The third of the three greatest novels by the era-defining Nobel laureate, reissued for a new generation, introduced by Eimear McBride.
I can't go on, I'll go on.
The Unnamable is a voice. Is it curled up inside an urn, on the point of being born, or is it about to die? Haunted by visitors, it weeps. The Unnamable sifts disjointed memories, grapples with the problem of existence and ultimately perpetuates itself through an endless stream of fragmented words.
The Unnamable is the last of the three great novels Samuel Beckett produced during his 'frenzy of writing' in the late 1940s. The others are Molloy and Malone Dies.

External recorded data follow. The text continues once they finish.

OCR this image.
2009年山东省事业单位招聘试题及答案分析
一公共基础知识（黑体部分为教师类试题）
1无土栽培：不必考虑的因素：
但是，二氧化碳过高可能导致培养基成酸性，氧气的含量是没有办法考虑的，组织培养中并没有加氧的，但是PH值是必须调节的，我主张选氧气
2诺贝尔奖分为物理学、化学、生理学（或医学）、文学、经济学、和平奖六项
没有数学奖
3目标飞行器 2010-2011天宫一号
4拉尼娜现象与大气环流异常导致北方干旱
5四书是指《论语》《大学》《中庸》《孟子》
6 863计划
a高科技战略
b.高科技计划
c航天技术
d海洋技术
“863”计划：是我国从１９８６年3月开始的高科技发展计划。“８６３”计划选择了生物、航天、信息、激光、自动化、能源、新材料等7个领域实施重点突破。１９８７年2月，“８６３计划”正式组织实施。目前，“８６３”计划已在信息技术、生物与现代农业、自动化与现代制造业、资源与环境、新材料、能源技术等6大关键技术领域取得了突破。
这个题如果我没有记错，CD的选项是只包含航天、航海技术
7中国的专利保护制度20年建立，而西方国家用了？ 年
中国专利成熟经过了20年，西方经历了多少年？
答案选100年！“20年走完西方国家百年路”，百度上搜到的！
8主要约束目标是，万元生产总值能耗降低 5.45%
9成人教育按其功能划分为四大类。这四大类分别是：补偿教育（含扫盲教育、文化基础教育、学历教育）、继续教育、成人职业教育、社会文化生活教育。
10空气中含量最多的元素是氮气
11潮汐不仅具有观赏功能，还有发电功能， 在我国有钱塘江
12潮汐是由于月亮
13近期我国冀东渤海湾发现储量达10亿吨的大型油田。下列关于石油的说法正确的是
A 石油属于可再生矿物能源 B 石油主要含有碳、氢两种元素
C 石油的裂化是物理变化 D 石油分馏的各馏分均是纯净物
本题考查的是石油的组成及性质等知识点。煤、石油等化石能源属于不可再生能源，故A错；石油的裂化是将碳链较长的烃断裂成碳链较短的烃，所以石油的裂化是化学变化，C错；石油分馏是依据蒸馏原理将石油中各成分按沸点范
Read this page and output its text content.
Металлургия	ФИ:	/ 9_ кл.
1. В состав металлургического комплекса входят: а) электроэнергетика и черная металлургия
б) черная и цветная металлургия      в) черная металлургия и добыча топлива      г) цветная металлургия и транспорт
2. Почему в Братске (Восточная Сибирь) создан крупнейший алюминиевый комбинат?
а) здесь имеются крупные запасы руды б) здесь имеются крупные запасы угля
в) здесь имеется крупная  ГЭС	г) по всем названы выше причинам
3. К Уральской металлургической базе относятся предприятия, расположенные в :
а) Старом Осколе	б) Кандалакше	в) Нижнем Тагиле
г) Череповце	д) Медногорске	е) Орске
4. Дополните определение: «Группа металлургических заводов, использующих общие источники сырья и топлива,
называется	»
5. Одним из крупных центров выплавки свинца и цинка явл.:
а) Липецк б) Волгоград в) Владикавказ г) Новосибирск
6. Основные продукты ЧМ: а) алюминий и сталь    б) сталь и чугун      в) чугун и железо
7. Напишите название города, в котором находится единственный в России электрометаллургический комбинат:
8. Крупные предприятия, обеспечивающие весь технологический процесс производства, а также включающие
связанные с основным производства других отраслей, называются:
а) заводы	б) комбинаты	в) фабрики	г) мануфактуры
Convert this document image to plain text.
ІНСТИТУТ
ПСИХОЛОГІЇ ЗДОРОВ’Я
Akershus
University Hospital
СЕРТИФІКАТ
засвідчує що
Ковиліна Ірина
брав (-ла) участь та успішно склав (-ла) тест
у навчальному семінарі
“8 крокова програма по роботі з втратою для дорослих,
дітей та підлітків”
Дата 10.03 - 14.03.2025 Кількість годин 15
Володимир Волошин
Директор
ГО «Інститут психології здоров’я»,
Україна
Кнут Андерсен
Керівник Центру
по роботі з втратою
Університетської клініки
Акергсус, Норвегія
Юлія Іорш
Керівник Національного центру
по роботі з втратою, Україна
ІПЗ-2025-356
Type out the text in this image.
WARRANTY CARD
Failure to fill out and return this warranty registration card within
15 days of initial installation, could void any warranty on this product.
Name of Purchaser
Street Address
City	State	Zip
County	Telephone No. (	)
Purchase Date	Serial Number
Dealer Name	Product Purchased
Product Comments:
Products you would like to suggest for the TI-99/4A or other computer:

A novel that will consume you like a fire. -- Kevin Barry
An experience unequalled anywhere in the universe of words. -- Paul Auster
The novelistic equivalent of abstract painting. ― New Yorker
He writes with a rhetoric and music that . . . make a poet green with envy. -- Stephen Spender
For lack of Beckett we shall all be damned. -- Jesse Ball
About the Author
Samuel Beckett was born in Dublin in 1906 and graduated from Trinity College. He settled in Paris in 1937, after travels in Germany and periods of residence in London and Dublin. He remained in France during the Second World War and was active in the French Resistance. From the spring of 1946 his plays, novels, short fiction, poetry and criticism were largely written in French. With the production of En attendant Godot in Paris in 1953, Beckett's work began to achieve widespread recognition. During his subsequent career as a playwright and novelist in both French and English he redefined the possibilities of prose fiction and writing for the theatre. Samuel Beckett won the Prix Formentor in 1961 and the Nobel Prize in Literature in 1969. He died in Paris in December 1989.